61 parts of naphthalene are melted at 80 ⁰ C. 59 parts of oleum (20%) are slowly added to this melt so that the reaction temperature does not exceed 150°C. The reaction mixture is now stirred at 150 ⁰ C for 4 hours. After cooling to 110 ⁰ C, 55 parts of water are slowly added and 30 parts of formaldehyde (37%) are added dropwise in the course of 2 hours. The reaction mixture is now stirred at 105°C for 2 hours and adjusted to a 45% strength solution.

A3) Component c1)

195 parts of component b) (45% strength solution) are stirred together with 23 parts of 4,4'- dihydroxydiphenyl sulphone at 95°C, and 20 parts of formaldehyde (37%) are added dropwise thereto in the course of 2 hours. The reaction mixture is now stirred at 105°C for a further 2 hours. After cooling to 60 ⁰ C, the pH is adjusted to 3.5 with ammonia (25%) and acidification is also effected with 16 parts of 85% formic acid. The solution is adjusted to 50%.

A4) Component c2)

82 parts of the reaction product of a phenol and a sulphonating agent, the molar ratio (phenol):(SO ₃ ) being (1):(1.2), are mixed at 65 - 75°C with 32 parts of water and 15 parts of urea. Thereafter, 31 parts of formaldehyde (37%) are added dropwise in the course of 4 hours and stirring is then continued for 1 hour. After cooling to 60°C, the pH is adjusted to 3.5 with ammonia (25%) and acidification is also effected with 12 parts of formic acid (85%) and 6.5 parts of acetic acid (80%). The solution is adjusted to 50%.

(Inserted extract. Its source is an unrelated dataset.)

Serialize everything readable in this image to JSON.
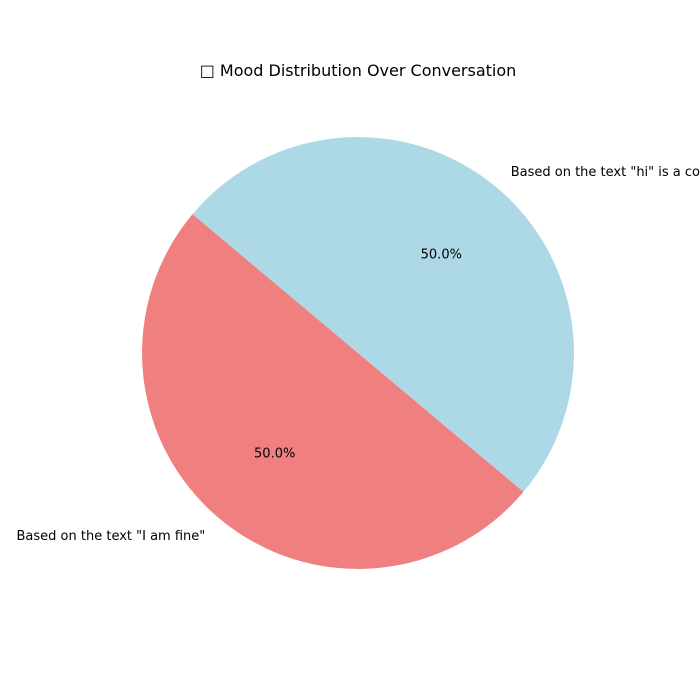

B1) Preparation of a 50% strength composition comprising the components a), b), c1) 500 ml of water are initially introduced into a sulphonation flask at room temperature, and initially 120 g of component a) (24% by weight), 270 g of component b) (54% by weight) and 110 g (22% by weight) of component c1) are added with vigorous stirring. After some time, a clear, brown solution which has a pH of 0.5 is obtained.

B2) Preparation of a 50% strength composition comprising the components a), b), c2) 500 ml of water are initially introduced into a sulphonation flask at room temperature, and initially 250 g of component a), 200 g of component b) and 50 g of component c2) are added with vigorous stirring. After some time, a clear, brown solution which has a pH of 0.7 is obtained.

C) Use example

Stated percentages are based on the salted weight of the leather hides or skins. A piece of wetblue or wetwhite 0.9 - 1.6 mm thick shaved cattle leather is introduced into a drum containing 150% of water. After an operating time of 10 minutes, the water has a pH of 3 to 3.5, depending on the type of pretanning. 7% of the 50% strength composition of example B1) are added, the pH decreasing to a value between 2.5 and 3.0 (depending on the initial value), and treatment is effected for 40 minutes (at 30°C). Thereafter, conventional retanning agents and dyes are added and treatment is effected for a further 2 hours, whereby the pH may increase slightly by 0.5 to 1. 100% of water heated to 60°C are now added and the liquor temperature is increased to 50 ⁰ C with addition of conventional fatliquoring agents and treatment is effected for 1 hour. 1-2% of formic acid are now added and treatment is effected for a further 40 min. After an end value of pH 3.5 - 3.8 has been reached, the liquor is discharged, washing is effected for about 10 min with 200% of cold water altogether and the leather is finished in a conventional manner.

The leather obtained is substantially fuller and stronger than leather produced in a conventional manner, with prior neutralization.